Addressing Problematic Opioid Use in OECD Countries examines how, over the past few years, the crisis has devastated families and communities, especially in North America. It documents that deaths are also rising sharply in Sweden, Norway, Ireland, and England and Wales.

Between 2011 and 2016, in the 25 OECD countries with available data, opioid-related deaths increased by more than 20%. In Canada, for example, there were more than ten thousand opioid-related deaths between January 2016 and September 2018, with rates increasing from 8.4 per 100,000 people to 11.8 over this period. Opioid abuse has also put a growing burden on health services through hospitalisation and emergency room visits.  

“The opioid epidemic has hit the most vulnerable hardest,” said Gabriela Ramos, OECD Chief of Staff and G20 Sherpa, launching the report in Paris. “Governments need to take decisive action to stop the tragic loss of life and address the terrible social, emotional and economic costs of addiction with better treatment and health policy solutions. But the most effective policy remains prevention.”

The majority of those who die in Europe are men, accounting for 3 out of 4 deaths. However, in the United States, opioid use has been rising among pregnant women, particularly among those on low incomes. Having a mental health disorder was also associated with a two-fold greater use of prescription opioids in the US.

Prisoners too are vulnerable. The prevalence rate of opioid use disorders in Europe was less than 1% among the general public but averaged 30% in the prison population.
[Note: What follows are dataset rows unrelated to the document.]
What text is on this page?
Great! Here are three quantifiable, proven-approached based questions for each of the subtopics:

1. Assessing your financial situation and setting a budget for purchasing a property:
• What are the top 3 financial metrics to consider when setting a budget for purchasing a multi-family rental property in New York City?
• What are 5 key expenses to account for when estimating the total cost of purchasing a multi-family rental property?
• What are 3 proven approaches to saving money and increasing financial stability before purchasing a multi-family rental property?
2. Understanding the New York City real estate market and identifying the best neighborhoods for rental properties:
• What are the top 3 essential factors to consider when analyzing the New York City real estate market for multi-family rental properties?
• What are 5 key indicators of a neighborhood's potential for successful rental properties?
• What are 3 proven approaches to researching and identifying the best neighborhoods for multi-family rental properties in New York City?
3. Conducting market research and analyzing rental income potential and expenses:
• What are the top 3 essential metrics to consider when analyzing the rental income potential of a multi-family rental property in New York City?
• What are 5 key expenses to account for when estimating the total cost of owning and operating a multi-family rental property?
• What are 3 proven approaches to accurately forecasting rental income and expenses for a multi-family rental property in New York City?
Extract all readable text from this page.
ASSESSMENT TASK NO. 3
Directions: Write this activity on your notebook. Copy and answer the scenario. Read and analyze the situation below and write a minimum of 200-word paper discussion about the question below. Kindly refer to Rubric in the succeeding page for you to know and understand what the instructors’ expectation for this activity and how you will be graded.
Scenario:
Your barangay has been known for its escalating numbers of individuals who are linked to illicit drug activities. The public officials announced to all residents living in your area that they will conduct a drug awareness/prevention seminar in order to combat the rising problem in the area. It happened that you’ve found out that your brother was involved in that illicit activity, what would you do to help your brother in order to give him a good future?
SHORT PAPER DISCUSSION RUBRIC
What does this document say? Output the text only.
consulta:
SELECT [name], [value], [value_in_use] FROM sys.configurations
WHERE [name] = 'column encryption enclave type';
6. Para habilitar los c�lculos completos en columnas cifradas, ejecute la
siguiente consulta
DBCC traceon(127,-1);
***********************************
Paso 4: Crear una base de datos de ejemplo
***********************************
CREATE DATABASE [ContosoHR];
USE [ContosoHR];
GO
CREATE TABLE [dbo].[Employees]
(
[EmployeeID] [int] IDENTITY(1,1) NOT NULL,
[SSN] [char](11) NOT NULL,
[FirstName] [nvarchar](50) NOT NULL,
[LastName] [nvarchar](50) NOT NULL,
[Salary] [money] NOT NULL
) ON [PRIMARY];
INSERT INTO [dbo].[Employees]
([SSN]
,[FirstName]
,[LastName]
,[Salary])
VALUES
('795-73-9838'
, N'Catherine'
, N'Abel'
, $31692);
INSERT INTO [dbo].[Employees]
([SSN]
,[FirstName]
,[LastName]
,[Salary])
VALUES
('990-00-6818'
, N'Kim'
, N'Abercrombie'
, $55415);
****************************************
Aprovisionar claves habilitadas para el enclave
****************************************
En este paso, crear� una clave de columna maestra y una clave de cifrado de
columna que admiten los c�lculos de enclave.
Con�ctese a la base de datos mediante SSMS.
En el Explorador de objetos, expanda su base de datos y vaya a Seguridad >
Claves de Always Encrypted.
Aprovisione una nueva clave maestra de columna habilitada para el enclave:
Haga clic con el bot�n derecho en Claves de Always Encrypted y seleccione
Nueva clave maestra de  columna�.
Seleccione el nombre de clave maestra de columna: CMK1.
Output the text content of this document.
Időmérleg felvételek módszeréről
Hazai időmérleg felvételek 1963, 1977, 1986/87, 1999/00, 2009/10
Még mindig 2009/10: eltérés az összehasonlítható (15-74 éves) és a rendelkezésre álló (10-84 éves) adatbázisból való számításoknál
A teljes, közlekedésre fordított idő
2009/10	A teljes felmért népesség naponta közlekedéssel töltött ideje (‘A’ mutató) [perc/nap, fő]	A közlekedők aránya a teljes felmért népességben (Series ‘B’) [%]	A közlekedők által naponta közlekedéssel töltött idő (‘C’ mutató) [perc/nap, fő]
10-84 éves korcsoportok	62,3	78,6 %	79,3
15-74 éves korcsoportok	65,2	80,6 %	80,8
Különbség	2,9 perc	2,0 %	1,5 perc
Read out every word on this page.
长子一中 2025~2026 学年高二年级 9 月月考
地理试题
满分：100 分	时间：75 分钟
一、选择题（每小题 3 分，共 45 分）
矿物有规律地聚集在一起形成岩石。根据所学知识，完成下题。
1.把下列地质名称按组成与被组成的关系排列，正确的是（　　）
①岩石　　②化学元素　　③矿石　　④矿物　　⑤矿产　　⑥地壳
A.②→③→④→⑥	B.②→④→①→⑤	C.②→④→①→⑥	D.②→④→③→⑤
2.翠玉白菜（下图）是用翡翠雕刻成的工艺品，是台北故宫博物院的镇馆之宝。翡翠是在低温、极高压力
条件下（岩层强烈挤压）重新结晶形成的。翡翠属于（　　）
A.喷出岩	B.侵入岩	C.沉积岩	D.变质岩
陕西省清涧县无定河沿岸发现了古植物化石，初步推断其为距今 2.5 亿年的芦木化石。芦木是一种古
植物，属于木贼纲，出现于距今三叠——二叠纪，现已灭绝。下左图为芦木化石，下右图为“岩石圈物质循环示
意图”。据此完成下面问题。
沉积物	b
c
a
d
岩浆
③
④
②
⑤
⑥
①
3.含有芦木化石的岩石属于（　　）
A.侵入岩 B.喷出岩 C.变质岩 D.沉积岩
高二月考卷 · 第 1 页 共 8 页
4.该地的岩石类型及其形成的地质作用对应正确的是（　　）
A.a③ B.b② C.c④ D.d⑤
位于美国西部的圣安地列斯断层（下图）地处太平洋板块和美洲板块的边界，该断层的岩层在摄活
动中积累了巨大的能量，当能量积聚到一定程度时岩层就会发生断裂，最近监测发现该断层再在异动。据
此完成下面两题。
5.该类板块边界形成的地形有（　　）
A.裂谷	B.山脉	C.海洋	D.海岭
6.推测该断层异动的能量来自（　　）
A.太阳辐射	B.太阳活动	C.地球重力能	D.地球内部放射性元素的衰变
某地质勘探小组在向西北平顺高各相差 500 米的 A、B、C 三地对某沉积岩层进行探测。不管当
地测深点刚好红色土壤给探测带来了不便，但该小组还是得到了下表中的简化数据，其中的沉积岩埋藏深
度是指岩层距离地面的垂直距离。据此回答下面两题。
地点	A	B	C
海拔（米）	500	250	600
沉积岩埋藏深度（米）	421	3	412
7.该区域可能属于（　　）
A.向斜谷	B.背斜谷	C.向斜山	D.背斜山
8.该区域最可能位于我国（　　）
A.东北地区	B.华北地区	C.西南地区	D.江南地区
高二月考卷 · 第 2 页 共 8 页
Social and economic conditions, such as unemployment and housing, have also contributed to the epidemic.

An increase in prescription and over-prescription of opioids for pain management is among the factors driving the crisis. Governments should review industry regulations to ensure they protect people from harm as, since the late 1990s, manufacturers have consistently downplayed the problematic effect of opioids.

Doctors should improve their prescribing practices, for instance through evidence-based clinical guidelines and increased surveillance of opioid prescriptions. Governments can also regulate  marketing and financial relationships with opioid manufacturers. Coverage for long-term medication-assisted therapy, such as methadone and buprenorphine, should be expanded, in coordination with harm minimisation specialised services for infectious diseases management, such as HIV and hepatitis.

Strengthening the integration of health and social services, such as unemployment and housing support, and criminal justice systems would help improve treatment for people with Opioid Use Disorder.